Anacortes — The Anacortes Planning Commission on April 9 reviewed a draft climate element that city consultants say would set the city on a “good path” toward meeting state greenhouse‑gas and resilience requirements while leaving additional work for later implementation.
Consultants from MAKERS and Parametrics presented the draft goals and policies and explained how the proposals map to state guidance. John Coleman, director of the city’s Planning, Community and Economic Development Department, introduced Katie Saunders of MAKERS and Beth Miller of Parametrics, who led the technical overview and the draft list of goals and policies.
“This effort can do is set some initial ideas of targets,” Saunders said, describing the draft as the goals and policies portion of a two‑volume submission that will include analysis and recommended next steps. Parametrics’ Miller summarized statutory requirements and the two largest local levers she and the consultants identified: building fuel switching and reduced vehicle miles traveled. “First reduction is you have to have a plan that will result in reduction of overall greenhouse gas emissions, especially from transportation and land use,” Miller said.
Why it matters: the state requires a greenhouse‑gas emissions reduction subelement and resilience measures as part of the comprehensive plan update. The commission was shown a high‑level inventory and a draft implementation list that the consultants say would not, by itself, achieve the state’s full targets but would capture most locally actionable reductions.

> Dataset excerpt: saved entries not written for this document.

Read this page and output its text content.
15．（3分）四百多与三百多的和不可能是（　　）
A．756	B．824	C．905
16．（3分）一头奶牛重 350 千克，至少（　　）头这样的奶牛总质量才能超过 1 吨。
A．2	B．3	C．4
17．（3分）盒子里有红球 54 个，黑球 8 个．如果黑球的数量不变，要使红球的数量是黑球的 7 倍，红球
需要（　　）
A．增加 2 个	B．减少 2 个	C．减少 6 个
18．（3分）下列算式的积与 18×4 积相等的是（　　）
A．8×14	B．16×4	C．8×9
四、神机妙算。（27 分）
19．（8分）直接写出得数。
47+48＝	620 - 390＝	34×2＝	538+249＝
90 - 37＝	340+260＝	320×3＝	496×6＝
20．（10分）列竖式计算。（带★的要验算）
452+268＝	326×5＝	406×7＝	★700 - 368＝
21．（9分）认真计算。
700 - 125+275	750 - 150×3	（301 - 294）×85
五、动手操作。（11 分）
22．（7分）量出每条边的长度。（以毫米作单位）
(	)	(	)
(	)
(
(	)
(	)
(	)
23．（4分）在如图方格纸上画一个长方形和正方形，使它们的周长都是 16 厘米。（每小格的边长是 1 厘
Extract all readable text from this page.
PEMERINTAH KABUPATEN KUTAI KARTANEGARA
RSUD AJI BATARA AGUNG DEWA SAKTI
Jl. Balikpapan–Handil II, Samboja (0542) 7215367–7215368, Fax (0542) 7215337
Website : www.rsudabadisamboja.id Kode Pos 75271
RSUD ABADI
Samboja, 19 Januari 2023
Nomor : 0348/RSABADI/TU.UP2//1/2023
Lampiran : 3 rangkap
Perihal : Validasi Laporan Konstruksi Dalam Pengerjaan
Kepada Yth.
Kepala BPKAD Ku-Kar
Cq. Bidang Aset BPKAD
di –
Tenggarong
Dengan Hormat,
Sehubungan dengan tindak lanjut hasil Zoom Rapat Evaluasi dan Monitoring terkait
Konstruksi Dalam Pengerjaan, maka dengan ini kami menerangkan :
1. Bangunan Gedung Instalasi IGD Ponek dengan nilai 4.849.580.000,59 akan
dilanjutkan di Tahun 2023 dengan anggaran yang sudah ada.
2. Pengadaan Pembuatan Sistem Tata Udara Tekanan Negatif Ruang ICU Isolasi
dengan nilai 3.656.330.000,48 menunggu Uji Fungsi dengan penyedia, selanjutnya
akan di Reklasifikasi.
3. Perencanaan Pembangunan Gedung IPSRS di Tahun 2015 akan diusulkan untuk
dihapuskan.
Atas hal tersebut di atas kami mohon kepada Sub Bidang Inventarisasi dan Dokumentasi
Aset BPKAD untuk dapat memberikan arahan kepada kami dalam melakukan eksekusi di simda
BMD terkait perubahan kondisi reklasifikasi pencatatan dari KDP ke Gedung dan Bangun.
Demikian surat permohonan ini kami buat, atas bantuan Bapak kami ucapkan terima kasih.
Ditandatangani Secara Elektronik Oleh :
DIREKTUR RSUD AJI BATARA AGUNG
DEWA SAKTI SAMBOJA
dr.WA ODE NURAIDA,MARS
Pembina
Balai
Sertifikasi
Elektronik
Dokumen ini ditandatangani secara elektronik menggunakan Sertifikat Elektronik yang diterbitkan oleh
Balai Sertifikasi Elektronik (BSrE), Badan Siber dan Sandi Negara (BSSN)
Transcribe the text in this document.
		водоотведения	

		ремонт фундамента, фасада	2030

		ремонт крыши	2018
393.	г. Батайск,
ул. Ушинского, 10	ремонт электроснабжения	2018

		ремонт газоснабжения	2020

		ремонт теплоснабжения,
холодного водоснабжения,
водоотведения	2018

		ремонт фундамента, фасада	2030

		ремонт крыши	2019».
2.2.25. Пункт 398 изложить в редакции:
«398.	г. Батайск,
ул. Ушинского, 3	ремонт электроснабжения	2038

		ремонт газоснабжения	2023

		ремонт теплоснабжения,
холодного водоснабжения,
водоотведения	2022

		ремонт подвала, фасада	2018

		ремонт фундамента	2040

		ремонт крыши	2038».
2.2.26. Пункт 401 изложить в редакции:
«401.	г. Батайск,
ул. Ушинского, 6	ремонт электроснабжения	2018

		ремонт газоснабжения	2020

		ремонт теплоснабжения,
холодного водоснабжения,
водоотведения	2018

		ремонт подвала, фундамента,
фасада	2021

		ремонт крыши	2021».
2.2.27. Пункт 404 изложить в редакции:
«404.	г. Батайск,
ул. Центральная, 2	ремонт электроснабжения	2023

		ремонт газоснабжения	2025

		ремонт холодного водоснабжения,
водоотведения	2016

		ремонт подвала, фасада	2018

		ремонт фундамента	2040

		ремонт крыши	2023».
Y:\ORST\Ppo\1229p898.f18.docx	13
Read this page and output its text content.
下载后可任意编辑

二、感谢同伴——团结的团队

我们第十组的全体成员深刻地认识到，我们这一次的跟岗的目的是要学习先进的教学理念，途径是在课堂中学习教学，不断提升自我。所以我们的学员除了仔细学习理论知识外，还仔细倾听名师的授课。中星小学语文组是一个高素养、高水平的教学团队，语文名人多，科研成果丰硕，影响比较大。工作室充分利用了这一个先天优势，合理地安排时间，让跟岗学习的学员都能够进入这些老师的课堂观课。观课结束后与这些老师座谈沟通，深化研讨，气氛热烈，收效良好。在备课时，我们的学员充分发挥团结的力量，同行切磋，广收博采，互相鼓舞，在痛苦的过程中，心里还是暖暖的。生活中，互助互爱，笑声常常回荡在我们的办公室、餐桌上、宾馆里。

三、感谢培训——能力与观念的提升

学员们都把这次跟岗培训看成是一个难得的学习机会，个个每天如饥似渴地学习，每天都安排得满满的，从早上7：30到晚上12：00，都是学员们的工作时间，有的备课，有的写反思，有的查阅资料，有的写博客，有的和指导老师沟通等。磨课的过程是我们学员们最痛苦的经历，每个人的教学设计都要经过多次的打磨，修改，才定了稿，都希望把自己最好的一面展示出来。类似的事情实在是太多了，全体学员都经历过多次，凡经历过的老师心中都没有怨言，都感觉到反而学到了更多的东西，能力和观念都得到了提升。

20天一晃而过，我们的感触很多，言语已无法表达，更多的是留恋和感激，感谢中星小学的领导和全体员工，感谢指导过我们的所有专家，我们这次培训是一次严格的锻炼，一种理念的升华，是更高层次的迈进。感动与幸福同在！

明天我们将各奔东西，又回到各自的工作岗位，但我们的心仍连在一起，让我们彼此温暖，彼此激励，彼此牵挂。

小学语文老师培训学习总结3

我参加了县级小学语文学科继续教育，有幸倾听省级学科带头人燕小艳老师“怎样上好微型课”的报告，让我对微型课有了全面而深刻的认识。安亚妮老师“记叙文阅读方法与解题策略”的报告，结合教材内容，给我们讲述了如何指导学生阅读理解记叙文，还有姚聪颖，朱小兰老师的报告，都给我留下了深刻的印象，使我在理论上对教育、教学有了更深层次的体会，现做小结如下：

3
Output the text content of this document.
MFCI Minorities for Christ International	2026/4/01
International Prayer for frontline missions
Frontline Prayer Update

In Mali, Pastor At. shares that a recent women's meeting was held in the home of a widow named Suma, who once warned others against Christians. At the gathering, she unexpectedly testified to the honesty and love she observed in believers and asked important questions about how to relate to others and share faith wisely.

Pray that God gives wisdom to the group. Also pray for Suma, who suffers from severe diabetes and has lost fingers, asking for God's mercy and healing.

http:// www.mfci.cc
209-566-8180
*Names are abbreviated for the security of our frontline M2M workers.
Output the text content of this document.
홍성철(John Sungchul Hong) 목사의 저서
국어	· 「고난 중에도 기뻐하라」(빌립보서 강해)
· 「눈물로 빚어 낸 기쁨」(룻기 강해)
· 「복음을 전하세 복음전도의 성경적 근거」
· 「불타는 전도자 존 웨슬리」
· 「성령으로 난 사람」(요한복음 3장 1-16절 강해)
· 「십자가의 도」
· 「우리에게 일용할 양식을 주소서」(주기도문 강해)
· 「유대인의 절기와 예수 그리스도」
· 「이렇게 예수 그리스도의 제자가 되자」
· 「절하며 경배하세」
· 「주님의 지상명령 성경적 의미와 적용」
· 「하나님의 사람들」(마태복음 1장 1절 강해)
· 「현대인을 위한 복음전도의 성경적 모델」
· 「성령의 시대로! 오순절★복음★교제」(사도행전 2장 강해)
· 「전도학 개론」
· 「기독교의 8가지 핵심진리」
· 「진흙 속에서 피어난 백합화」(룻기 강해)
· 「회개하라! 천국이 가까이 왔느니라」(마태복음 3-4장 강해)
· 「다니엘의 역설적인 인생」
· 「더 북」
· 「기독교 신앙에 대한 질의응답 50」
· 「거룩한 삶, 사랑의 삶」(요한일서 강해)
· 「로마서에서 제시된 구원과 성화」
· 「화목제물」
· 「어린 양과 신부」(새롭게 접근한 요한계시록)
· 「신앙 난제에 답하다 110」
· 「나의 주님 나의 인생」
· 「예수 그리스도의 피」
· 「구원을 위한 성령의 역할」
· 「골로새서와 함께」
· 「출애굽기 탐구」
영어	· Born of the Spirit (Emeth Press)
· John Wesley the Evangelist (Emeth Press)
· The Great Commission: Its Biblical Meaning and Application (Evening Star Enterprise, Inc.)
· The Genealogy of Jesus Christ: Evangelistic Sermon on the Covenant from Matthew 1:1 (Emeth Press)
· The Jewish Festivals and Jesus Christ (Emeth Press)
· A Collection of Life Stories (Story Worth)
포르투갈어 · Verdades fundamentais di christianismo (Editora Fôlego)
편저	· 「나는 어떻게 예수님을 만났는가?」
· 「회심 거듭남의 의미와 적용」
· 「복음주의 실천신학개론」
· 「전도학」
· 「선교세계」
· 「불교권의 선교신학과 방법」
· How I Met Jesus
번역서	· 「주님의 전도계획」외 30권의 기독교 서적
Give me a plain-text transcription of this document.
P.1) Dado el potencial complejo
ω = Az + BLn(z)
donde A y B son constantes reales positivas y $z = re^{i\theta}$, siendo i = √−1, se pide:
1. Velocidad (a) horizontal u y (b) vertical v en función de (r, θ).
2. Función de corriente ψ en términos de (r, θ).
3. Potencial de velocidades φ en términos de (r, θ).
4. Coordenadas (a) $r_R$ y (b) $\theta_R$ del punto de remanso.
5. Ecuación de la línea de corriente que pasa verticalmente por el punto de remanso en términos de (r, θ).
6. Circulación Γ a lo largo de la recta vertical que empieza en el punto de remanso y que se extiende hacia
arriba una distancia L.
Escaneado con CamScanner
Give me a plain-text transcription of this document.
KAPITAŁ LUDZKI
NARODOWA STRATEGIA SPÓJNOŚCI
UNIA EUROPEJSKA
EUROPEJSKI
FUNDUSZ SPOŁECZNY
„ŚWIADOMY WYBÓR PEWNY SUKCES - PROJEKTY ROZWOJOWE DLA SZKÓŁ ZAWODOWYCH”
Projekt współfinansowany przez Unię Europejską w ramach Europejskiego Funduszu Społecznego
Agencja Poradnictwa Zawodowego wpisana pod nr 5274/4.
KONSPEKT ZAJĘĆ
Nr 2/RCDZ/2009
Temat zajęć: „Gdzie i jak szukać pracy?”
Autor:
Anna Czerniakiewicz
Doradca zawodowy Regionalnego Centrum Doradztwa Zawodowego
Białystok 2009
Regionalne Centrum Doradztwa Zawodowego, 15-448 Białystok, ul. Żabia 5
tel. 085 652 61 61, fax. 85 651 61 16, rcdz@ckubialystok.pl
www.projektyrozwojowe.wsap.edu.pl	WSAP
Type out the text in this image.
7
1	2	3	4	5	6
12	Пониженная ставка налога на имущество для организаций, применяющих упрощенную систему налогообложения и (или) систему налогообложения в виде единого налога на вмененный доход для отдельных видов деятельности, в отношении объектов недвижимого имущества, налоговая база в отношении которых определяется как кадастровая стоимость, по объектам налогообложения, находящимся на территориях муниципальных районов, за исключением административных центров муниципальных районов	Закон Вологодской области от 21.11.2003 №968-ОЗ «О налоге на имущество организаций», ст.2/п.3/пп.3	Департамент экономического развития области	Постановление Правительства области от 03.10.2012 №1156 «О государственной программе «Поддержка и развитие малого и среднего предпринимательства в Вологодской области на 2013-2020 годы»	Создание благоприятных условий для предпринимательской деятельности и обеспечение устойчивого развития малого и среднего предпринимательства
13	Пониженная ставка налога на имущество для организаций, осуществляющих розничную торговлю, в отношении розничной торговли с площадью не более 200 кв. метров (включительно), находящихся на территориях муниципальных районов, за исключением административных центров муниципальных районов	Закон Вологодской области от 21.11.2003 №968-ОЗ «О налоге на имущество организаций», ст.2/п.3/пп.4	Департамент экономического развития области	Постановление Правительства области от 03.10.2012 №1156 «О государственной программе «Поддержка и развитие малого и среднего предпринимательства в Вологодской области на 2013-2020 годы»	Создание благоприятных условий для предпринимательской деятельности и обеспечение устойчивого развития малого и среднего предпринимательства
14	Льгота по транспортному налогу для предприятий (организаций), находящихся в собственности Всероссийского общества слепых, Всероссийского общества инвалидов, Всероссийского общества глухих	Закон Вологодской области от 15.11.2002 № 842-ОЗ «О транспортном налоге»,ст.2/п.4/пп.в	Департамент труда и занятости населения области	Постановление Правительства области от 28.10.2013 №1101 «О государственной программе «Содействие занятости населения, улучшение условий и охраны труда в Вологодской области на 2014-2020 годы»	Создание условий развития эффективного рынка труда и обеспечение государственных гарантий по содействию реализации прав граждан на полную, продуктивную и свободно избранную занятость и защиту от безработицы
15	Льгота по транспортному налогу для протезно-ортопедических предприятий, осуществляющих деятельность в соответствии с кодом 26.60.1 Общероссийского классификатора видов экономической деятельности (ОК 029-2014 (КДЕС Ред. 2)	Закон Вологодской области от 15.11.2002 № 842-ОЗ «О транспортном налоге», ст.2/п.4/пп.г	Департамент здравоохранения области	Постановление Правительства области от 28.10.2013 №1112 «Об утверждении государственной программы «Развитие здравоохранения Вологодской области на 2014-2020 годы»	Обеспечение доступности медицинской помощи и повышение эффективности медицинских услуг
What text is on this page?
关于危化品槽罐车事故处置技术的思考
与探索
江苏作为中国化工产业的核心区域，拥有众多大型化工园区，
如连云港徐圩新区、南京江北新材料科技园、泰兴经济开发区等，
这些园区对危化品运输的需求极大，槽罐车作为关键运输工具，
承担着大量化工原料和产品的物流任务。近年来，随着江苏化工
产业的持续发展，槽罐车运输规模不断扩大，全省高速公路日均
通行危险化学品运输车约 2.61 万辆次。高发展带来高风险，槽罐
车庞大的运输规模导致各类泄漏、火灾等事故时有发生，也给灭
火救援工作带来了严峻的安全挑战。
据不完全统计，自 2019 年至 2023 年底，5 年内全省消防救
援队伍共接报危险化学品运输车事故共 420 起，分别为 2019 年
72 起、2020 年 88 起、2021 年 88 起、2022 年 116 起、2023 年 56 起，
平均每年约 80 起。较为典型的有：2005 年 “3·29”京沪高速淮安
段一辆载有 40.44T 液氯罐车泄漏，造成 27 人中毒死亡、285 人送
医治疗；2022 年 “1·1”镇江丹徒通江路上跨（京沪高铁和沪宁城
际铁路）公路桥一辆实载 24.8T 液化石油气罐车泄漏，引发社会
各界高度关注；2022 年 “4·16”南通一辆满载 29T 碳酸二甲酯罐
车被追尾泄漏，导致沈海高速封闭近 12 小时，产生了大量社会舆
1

What the draft would do: The consultants said the draft climate element contains 15 goals and 59 policies, of which they flagged 35 as “high priority” measures from Department of Commerce guidance. Key topics in the draft include: building energy (electrification and efficiency), reducing per‑capita vehicle miles traveled through land‑use and multimodal policies, local renewables and distributed solar, EV charging infrastructure, shoreline and coastal ecosystem restoration, urban forestry and wildfire risk management, and water and wastewater system resilience.